At the arraignment on November 4, 1996, accused-appellant, with the assistance of Atty. Antonio D. Banico, entered separate pleas of not guilty for each case. Thereafter, the trial proper of the cases was set to November 18, 19, and 20, 1996.
On November 18, 1996, the counsel for the accused, moved that they be given time up to December to talk with complainant’s mother so that the accused will plead guilty to the first case, but will seek for the dismissal of the Second case. The complainant’s mother, who was in
Court, manifested that she does not agree to the proposition. Trial of the cases was re-set to December 2, 3 & 4, 1996.
On December 2, 1996, counsel for the accused manifested that the accused was willing to enter a plea of guilty to the crime of rape, which was committed in the month of May, 1995, provided that the other case be tried on another date.
On December 10, 1996, the trial court found the accused guilty beyond reasonable doubt and was hereby sentenced to suffer the extreme penalty of Death.
Two Appellant’s Briefs were filed with this Court—one filed by the Free Legal Assistance Group (FLAG) Anti Death Penalty Task Force, and another one filed by Public Attorney Antonio D. Banico, appellant’s counsel.
FLAG, argues that the trial judge failed to conduct a searching inquiry into the voluntariness and full comprehension of the accused’s plea of guilty to the capital offense, as mandated in Sec. 3, Rule 116 of the New Rules on Criminal Procedure. Thus, this case should be remanded to the court of origin for further and appropriate proceedings.
ISSUE(S):
Whether or not the plea of guilty of accused appellant is null and void
Whether or not the Court violated Sec. 3, Rule 116 of the 1985 Rules on Criminal Procedure
RULING:
The contention of FLAG would have been correct were it not for the circumstance that accused-appellant did not, in fact, plead guilty to a capital offense in the first place.
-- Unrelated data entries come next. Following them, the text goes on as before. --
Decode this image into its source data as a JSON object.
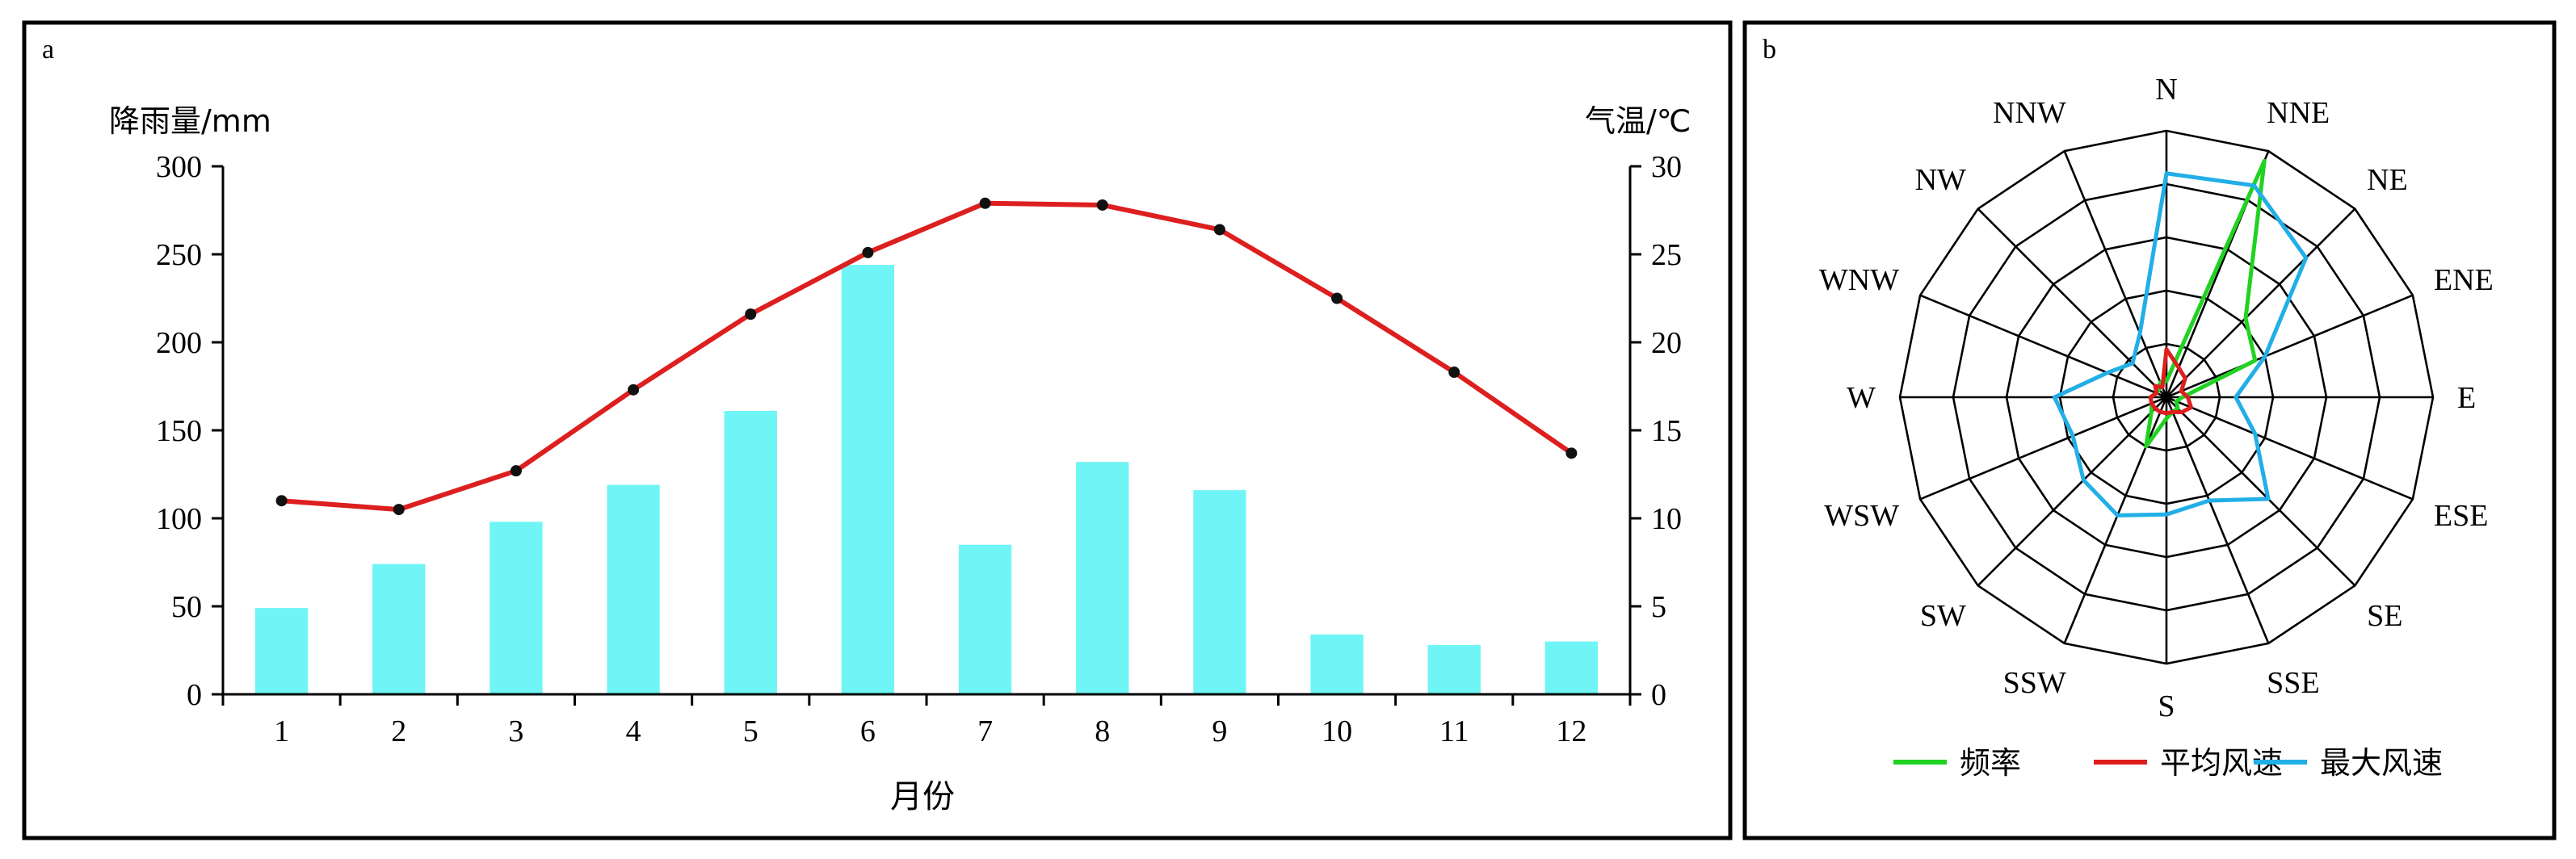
{
  "chart_data": [
    {
      "type": "bar+line",
      "panel_label": "a",
      "xlabel": "月份",
      "ylabel_left": "降雨量/mm",
      "ylabel_right": "气温/℃",
      "categories": [
        "1",
        "2",
        "3",
        "4",
        "5",
        "6",
        "7",
        "8",
        "9",
        "10",
        "11",
        "12"
      ],
      "ylim_left": [
        0,
        300
      ],
      "yticks_left": [
        "0",
        "50",
        "100",
        "150",
        "200",
        "250",
        "300"
      ],
      "ylim_right": [
        0,
        30
      ],
      "yticks_right": [
        "0",
        "5",
        "10",
        "15",
        "20",
        "25",
        "30"
      ],
      "series": [
        {
          "kind": "bar",
          "axis": "left",
          "color": "#6ff5f5",
          "values": [
            49,
            74,
            98,
            119,
            161,
            244,
            85,
            132,
            116,
            34,
            28,
            30
          ]
        },
        {
          "kind": "line",
          "axis": "right",
          "color": "#dd1f1f",
          "values": [
            11.0,
            10.5,
            12.7,
            17.3,
            21.6,
            25.1,
            27.9,
            27.8,
            26.4,
            22.5,
            18.3,
            13.7
          ]
        }
      ]
    },
    {
      "type": "radar",
      "panel_label": "b",
      "directions": [
        "N",
        "NNE",
        "NE",
        "ENE",
        "E",
        "ESE",
        "SE",
        "SSE",
        "S",
        "SSW",
        "SW",
        "WSW",
        "W",
        "WNW",
        "NW",
        "NNW"
      ],
      "rings": 5,
      "rmax": 5,
      "legend_position": "bottom",
      "series": [
        {
          "name": "频率",
          "color": "#22d222",
          "values": [
            0.3,
            4.8,
            2.1,
            1.8,
            0.3,
            0.2,
            0.3,
            0.3,
            0.4,
            1.0,
            0.4,
            0.3,
            0.3,
            0.2,
            0.2,
            0.3
          ]
        },
        {
          "name": "平均风速",
          "color": "#dd1f1f",
          "values": [
            0.9,
            0.6,
            0.5,
            0.3,
            0.4,
            0.5,
            0.4,
            0.3,
            0.3,
            0.3,
            0.3,
            0.3,
            0.3,
            0.2,
            0.3,
            0.2
          ]
        },
        {
          "name": "最大风速",
          "color": "#22aee6",
          "values": [
            4.2,
            4.3,
            3.7,
            2.0,
            1.3,
            1.8,
            2.7,
            2.1,
            2.2,
            2.4,
            2.2,
            1.9,
            2.1,
            1.2,
            0.9,
            1.3
          ]
        }
      ]
    }
  ]
}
In order for rape to be punishable with death, the information/complaint must properly allege the qualifying circumstance of relationship between the accused and the victim, and the latter’s minority, and the same must be proved beyond reasonable doubt, in the same manner that circumstances that qualify a killing to murder, must be alleged in the information, and also proved beyond reasonable doubt during the trial. Failure to allege the fact of filiation and minority in the information for rape is fatal and consequently bars conviction of its qualified form which is punishable with death.
In the case at bar, such relationship is not stated in the “cause of the accusation,” or in the narration of the act or omission constituting the offense, but only in the preamble or opening statement of the complaint. The complaint upon which the appellant was arraigned does not state in the specifications of the acts constitutive of the offense, that he is charged as the father of the victim. Such omission is prejudicial to the right of the accused to be informed of the nature of the accusations against him.
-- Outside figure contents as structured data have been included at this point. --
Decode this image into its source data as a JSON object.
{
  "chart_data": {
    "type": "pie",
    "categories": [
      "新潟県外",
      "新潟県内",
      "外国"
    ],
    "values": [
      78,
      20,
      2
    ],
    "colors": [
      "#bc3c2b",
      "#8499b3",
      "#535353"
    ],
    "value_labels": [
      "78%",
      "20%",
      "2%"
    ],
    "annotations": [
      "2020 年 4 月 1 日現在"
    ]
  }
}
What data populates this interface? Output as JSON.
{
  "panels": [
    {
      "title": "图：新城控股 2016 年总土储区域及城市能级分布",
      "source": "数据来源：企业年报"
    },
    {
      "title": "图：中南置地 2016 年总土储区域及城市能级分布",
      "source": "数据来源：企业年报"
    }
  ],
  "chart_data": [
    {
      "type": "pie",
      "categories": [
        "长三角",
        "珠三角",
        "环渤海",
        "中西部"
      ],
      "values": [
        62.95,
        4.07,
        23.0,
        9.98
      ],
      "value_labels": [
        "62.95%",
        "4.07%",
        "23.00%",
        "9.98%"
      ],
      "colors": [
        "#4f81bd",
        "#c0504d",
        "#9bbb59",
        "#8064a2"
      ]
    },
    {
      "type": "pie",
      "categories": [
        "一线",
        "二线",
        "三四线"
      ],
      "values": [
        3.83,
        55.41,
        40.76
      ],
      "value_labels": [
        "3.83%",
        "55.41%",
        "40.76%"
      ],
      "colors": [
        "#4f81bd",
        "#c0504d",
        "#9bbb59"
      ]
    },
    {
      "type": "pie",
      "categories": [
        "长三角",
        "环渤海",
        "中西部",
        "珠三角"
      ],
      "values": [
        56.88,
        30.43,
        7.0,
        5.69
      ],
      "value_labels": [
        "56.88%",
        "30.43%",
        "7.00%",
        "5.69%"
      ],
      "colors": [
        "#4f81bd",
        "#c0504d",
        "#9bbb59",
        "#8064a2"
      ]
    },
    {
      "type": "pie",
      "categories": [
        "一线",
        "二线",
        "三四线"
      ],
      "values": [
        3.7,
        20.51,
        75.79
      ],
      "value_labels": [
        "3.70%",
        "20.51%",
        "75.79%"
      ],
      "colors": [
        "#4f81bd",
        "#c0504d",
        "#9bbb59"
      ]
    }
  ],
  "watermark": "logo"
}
On this matter, Atty. Banico correctly pointed out that only the first paragraph of the complaint mentions the age of the private complainant and the relationship of the accused to the private complainant, i.e., that the accused is the father of the private complainant. Atty. Banico is correct in arguing that the first paragraph of the complaint is not part of the allegation of the charge for rape to which appellant pleaded guilty. Therefore, said complaint charges only simple rape under Art. 335, for which the penalty is only reclusion perpetua, and not for rape under R.A. 7659, qualified by the circumstance that the offender is the father of the victim who is a minor, for which the penalty is death.
Since the appellant did not plead guilty to a capital offense, he cannot properly invoke Sec. 3, Rule 116.
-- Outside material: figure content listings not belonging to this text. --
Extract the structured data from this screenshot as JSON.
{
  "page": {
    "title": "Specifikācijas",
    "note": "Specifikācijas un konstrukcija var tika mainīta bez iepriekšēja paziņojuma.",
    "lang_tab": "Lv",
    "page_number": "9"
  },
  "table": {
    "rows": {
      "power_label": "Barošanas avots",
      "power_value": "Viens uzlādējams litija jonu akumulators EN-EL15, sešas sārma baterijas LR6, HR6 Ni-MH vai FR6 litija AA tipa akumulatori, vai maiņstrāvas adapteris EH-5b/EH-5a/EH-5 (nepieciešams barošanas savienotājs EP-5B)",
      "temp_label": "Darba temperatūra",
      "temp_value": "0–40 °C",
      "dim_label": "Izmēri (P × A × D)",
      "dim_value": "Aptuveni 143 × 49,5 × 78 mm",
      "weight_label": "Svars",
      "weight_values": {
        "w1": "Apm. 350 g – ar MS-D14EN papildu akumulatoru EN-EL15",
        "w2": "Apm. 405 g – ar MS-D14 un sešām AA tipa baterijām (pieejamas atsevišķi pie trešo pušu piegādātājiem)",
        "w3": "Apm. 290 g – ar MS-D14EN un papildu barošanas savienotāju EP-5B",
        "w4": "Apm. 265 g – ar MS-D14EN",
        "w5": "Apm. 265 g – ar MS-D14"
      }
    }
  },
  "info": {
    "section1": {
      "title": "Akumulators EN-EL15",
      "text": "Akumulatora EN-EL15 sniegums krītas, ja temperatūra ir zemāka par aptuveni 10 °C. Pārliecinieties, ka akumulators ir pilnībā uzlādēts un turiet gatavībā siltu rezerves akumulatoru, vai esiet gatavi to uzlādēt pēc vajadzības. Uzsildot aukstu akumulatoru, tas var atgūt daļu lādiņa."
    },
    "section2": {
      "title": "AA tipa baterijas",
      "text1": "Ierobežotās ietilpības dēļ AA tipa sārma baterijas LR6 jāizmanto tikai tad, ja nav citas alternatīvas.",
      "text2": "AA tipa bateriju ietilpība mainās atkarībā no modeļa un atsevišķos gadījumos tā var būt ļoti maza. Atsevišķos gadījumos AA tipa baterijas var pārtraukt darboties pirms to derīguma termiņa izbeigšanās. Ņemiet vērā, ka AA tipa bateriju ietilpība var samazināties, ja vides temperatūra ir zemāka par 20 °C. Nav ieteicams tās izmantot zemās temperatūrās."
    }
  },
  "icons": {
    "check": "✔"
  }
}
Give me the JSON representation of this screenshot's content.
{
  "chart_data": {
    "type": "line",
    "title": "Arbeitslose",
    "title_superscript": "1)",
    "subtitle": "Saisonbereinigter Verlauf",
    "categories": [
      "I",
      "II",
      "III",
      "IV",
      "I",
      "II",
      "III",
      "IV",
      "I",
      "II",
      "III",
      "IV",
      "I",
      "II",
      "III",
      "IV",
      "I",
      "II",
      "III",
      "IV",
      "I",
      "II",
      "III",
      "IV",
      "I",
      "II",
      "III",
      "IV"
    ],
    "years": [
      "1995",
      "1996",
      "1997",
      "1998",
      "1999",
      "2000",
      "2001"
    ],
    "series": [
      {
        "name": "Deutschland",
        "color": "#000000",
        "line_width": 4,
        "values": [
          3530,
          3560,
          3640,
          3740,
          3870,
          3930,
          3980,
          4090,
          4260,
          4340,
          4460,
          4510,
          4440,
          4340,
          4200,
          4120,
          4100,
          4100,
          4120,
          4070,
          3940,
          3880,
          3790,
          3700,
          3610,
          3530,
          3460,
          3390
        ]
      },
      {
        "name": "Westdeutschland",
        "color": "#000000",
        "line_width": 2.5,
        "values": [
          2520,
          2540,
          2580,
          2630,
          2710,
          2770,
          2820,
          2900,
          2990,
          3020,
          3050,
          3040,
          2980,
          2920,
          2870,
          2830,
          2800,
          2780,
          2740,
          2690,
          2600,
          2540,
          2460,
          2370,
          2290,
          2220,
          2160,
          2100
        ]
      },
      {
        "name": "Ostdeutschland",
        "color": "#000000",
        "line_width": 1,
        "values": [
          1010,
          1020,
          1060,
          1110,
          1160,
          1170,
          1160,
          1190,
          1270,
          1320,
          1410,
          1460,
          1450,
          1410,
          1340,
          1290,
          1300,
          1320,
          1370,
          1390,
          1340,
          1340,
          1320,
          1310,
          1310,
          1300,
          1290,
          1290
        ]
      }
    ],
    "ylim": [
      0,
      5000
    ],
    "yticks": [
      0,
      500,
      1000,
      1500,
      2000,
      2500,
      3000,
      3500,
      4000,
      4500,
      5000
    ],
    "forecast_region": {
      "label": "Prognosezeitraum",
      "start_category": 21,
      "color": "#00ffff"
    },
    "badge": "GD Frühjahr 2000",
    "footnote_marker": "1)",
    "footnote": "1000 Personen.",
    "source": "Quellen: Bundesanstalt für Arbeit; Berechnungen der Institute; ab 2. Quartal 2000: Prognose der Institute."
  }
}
Accused-appellant entered a plea of guilty, but it appears from the records of the proceedings before the court a quo that the same was a conditional plea, because appellant’s counsel argued that the mitigating circumstances of plea of guilty and drunkenness should be appreciated in favor of the appellant. While the records do not show
that appellant entered his plea with the proviso that a certain penalty be imposed upon him, this can be inferred from the arguments made by his counsel during the hearing on December 2, 1996, and in the appellant’s brief filed by said counsel, asking that appellant be entitled to the benefit of the plea.
A conditional plea of guilty, or one entered subject to the provision that a certain penalty be imposed upon him, is equivalent to a plea of not guilty and would, therefore, require a full-blown trial before judgment may be rendered.